The chief executive of Tim Hortons' parent company says the coffee and doughnut chain's turnaround plan is behind it as it looks to expand its offerings in categories such as dinner.
"We're moving beyond turnaround now at Tim Hortons and we're moving towards growth," Restaurant Brands International (QSR)(QSR.TO) CEO Jose Cil said at RBC Capital Markets retail conference on Thursday.
"There's marketing initiatives, product initiatives, operations initiatives, investments in format innovations as well as digital investments that we've seen take hold and we believe will allow us to drive consistent growth for the Tim's business in Canada for many years to come."
Tim Hortons launched its back-to-basics strategy in 2020 after a year that saw the company's comparable sales fall 1.5 per cent. The plan was highly focused on improving the brand's core offerings, including coffee, baked goods and breakfast items. For example, the company installed new technology to improve the consistency of Tim Hortons coffee, introduced fresh-cracked eggs in its breakfast sandwiches and relaunched its lineup of espresso drinks.
That strategy appears to be paying off. Tim Hortons sales in Canada surged 10 per cent in its most recent financial quarter, something Cil says was driven in part by the product improvements made over the last two years.

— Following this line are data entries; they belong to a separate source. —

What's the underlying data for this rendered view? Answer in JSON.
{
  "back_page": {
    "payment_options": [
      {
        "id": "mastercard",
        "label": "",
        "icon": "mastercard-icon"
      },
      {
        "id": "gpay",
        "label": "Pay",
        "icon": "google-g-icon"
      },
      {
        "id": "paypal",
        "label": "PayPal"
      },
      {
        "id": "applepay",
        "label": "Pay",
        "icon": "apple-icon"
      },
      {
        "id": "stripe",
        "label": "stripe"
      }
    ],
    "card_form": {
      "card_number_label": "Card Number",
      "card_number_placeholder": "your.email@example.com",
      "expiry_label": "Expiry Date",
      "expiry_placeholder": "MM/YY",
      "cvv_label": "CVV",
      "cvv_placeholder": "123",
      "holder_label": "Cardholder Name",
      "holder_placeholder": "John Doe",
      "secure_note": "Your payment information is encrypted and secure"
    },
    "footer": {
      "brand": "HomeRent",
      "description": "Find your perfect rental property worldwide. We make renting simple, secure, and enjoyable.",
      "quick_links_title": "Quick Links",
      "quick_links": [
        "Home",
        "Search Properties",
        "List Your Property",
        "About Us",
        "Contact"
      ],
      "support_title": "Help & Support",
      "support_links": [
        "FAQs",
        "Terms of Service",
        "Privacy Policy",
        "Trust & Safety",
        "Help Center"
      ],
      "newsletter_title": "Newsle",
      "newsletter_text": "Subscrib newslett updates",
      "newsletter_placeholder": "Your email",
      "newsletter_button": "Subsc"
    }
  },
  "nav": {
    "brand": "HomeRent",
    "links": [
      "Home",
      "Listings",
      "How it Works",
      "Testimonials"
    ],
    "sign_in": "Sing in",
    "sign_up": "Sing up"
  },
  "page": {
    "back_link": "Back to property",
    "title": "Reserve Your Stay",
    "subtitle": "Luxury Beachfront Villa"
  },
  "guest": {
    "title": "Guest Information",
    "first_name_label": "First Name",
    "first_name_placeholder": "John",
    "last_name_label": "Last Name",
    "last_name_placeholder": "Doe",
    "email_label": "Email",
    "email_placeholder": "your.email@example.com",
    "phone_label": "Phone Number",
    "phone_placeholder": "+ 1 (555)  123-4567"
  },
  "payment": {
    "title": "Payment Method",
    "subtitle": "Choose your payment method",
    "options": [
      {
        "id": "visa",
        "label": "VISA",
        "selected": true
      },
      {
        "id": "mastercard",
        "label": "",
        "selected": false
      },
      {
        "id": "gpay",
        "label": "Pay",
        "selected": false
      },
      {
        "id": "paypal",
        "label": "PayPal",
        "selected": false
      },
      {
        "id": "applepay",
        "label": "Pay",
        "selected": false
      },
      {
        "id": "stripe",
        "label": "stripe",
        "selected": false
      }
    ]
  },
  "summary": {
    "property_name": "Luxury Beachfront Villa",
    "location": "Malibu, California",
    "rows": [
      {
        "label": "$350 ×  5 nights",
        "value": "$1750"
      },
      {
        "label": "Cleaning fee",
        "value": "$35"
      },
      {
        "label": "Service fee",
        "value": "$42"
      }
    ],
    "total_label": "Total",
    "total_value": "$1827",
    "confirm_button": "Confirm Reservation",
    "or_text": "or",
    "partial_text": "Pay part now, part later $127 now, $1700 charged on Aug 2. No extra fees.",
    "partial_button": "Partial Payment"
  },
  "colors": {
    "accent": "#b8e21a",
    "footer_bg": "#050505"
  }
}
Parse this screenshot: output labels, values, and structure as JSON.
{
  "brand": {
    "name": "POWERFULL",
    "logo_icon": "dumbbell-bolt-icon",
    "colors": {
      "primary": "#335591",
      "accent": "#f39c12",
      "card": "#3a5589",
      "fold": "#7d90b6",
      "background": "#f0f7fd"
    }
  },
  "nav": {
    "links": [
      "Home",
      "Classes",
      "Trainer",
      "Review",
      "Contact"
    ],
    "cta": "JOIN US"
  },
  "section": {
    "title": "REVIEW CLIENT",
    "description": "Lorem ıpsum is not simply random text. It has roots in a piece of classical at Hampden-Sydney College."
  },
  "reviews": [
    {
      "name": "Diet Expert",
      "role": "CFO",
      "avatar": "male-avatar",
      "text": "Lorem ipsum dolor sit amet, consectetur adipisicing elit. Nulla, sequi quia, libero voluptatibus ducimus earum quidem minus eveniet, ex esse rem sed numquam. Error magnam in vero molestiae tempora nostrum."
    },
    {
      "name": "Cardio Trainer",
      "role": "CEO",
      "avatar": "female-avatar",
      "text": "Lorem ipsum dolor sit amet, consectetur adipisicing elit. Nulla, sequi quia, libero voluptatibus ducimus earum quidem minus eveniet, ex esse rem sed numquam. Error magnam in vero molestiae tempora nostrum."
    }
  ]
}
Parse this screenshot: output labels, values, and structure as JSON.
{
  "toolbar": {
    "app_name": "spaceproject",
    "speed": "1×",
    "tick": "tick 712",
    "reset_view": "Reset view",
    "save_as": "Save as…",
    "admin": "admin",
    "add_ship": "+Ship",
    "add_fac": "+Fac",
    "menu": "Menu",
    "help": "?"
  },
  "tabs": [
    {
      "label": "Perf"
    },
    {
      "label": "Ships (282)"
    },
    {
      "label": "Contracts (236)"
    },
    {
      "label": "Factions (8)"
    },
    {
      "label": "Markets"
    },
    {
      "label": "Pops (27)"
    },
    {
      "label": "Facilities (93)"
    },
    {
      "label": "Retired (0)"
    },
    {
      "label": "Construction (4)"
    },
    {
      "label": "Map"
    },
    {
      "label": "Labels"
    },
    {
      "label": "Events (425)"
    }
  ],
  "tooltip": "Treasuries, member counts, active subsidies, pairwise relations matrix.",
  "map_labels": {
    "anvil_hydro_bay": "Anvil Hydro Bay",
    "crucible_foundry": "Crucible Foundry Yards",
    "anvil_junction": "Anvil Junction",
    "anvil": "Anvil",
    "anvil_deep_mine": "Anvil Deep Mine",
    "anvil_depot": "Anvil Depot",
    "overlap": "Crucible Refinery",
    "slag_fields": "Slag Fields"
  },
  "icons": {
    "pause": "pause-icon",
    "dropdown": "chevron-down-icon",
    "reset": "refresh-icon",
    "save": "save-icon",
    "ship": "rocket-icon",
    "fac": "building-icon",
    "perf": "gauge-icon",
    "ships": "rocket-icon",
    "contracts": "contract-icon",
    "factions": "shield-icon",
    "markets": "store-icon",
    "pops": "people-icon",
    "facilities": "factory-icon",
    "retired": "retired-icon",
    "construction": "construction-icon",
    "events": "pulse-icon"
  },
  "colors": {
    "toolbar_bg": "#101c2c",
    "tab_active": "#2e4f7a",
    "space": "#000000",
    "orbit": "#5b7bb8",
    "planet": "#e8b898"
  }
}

Now, the company is shifting its focus to growing the business, including in categories like dinner, a strategy that was first unveiled at Tim Hortons' first annual investor day last month.
"We're working on quite a few exciting projects and initiatives around P.M. food, which is a category that we think we should at least have our fair share of – which we don't," Cil said on Thursday, pointing to the company's launch of "loaded wraps and bowls," two new items aimed at attracting the dinner crowd.
"(It's) the beginning of the next phase of investment and evolution on the food side of our business for lunch and dinner."
The lunch and dinner category is the fastest growing in the fast food industry in Canada, according to Tim Hortons, representing an $8.5 billion market that is growing at an annual rate of 5 per cent. Tim Hortons' market share in that category is just 4 per cent.
But extending the Tim Hortons brand into dinner may be a challenge for a company known for its coffee and breakfast sandwiches. The year before Tim Hortons embarked on its back-to-basics strategy, the company launched 60 limited-time offers that Cil previously said had "strayed too far from our core categories that we've always been famous for" and contributed to a decline in sales.
Tim Hortons' chief marketing officer Hope Bagozzi said in an interview with Yahoo Finance Canada last month that the company is taking a "long and thoughtful approach" to any new product launches, conducting market research to understand what will resonate with the loyal Tim's customer.
"Anything new we'll take a bit more time with it and really make sure it has longevity," she said.
"Is it the right opportunity? Will it make sense for guests? ...What flavours would make sense? Everything is really thought out carefully before we go into the final recipe creation. Anything we do going forward, we are going to take that kind of rigor and care and make sure we get it right."